Using a mattress as cover from the Ass-Blasters' infrared vision, the group gets to Burt's house, but is forced to flee when an Ass-Blaster attempts to break in. To keep it from multiplying like its predecessors, Burt rigs his house and his stash of MREs to explode, killing it; however, it is only after that that they learn from Nancy that Ass-Blasters do not multiply but fall asleep after eating, as has happened to the one that attacked her and Mindy. The group flees to a junkyard, where they build a potato gun from everyday objects to ignite the combustible materials in the Ass-Blasters' stomachs. After they kill four, Burt is attacked by El Blanco and pinned down. Realizing that Burt's ultrasonic watch is repeatedly drawing El Blanco to them, Jack takes it and sticks it to the final Ass-Blaster. El Blanco devours it, saving Burt and Jodi's lives in the process.

In the aftermath, Nancy manages to sell the captive Ass-Blaster, while Jack pursues a romantic relationship with Jodi, depressing Mindy, who had a crush on him. Meanwhile, Melvin tries again to approach Burt about selling his land, but Burt informs him that since El Blanco is an endangered species and illegal to hunt, and formed a mutual unspoken friendship with Burt, the residents have decided to take precautions in order to live safely alongside it, thus turning Perfection into a federally protected Graboid reserve and barring Melvin from developing a town. Burt then leaves Melvin standing on a rock with El Blanco circling below.

==Cast==
- Michael Gross as Burt Gummer
- Shawn Christian as Jack
- Susan Chuang as Jodi
- Charlotte Stewart as Nancy Sterngood
- Ariana Richards as Mindy Sterngood
- Tony Genaro as Miguel
- Barry Livingston as Merliss
- John Pappas as Rusk
- Robert Jayne as Melvin Plug
- Billy Rieck as Buford
- Mary Gross as a tourist mom

==Production==
The film was greenlit by Universal in August 2000.

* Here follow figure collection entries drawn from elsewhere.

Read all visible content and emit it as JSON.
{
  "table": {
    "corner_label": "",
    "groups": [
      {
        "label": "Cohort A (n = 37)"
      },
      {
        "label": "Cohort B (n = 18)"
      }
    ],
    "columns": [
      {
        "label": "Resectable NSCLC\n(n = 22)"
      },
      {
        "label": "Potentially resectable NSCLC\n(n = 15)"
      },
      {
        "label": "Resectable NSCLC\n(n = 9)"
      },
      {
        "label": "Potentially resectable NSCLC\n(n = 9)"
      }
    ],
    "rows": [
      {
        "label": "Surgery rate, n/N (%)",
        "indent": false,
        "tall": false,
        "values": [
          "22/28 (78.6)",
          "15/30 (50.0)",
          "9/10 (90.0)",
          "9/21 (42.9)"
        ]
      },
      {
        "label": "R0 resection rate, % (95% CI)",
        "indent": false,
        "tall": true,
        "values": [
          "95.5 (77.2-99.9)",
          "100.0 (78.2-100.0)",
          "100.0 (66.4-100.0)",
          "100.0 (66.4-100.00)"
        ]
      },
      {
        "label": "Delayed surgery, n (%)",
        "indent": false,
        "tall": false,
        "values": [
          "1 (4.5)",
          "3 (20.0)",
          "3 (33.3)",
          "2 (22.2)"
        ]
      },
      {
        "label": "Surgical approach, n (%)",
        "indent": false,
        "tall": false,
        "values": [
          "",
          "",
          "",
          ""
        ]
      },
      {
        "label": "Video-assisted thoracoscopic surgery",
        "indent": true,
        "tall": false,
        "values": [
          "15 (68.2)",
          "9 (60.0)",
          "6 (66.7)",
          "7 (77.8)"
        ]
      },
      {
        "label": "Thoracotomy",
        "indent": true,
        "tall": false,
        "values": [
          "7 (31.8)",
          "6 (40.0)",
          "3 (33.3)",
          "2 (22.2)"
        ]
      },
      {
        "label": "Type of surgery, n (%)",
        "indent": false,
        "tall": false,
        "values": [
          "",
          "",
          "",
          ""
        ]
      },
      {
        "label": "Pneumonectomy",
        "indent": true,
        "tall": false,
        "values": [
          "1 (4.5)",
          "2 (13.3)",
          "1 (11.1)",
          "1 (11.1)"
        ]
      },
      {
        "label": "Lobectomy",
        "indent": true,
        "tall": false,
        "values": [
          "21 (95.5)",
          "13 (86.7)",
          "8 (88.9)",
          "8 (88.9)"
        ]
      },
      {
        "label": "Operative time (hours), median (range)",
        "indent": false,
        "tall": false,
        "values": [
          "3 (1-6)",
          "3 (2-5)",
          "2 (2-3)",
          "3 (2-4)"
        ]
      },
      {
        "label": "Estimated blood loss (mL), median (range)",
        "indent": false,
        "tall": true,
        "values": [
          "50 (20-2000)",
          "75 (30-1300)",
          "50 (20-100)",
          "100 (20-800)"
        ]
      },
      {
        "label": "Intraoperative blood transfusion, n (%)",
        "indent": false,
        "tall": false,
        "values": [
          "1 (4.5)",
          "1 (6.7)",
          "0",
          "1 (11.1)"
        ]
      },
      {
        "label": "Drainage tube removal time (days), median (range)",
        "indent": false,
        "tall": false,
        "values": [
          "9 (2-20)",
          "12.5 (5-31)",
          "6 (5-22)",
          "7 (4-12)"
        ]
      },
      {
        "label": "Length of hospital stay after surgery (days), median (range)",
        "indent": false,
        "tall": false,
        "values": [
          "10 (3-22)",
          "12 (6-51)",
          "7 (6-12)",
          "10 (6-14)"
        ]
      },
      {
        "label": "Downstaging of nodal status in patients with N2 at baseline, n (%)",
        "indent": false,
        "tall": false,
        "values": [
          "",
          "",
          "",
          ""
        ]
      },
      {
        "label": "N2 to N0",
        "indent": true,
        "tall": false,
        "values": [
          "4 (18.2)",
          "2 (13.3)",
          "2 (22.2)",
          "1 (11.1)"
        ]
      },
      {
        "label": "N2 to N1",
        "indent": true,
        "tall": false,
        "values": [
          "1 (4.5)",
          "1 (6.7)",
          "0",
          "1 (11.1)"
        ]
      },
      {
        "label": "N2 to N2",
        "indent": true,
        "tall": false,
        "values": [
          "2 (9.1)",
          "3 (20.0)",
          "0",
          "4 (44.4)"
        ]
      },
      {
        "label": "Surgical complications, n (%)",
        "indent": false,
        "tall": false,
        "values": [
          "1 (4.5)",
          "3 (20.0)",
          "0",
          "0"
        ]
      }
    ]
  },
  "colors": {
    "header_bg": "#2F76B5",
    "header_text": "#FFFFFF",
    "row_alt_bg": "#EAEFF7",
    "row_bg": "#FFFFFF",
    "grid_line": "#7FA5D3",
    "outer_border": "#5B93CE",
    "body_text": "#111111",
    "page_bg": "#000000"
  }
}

In Tremors 3 some of the graboids were created using CGI, which was the first time a Tremors film had used CGI to make a graboid. The graboids seen in the previous films were full-sized puppets and 1/4 scale miniatures. Some of the shriekers seen in Tremors 3 were also CGI, as well as some of the shriekers seen in the second film. However, due to software compatibility issues, the shrieker CGI from the second film could not be reused. Instead, new digital models were created by HimAnI productions using laser scans of existing physical models, which were used in the second film, created by ADI.

==Release==
Tremors 3: Back to Perfection was released on VHS and DVD on October 1, 2001.

==Reception==
Tremors 3: Back to Perfection holds an approval rating of 80% on Rotten Tomatoes based on five reviews. At the Video Premiere Awards show, in 2001, Michael Gross won the award for best actor for his work in Tremors 3. In an essay on direct-to-video horror sequels, Gavin Al-Asif for the Houston Chronicle said "[Tremors 3] is a jarring step down in quality from its predecessor," but called Gross's performance "absolutely brilliant" and "the one shining element in an otherwise mostly dull movie".

It’s nice to return to this community, and the actors retain their wit and sparkle. The production values are substantially lower, some of the jokes are recycled, and the grand finale is lackluster, but there’s still an underlying affection for these characters, even those doggone wormies, and their precarious situation. All in all, taken for what it is, Tremors 3 is worth a gander.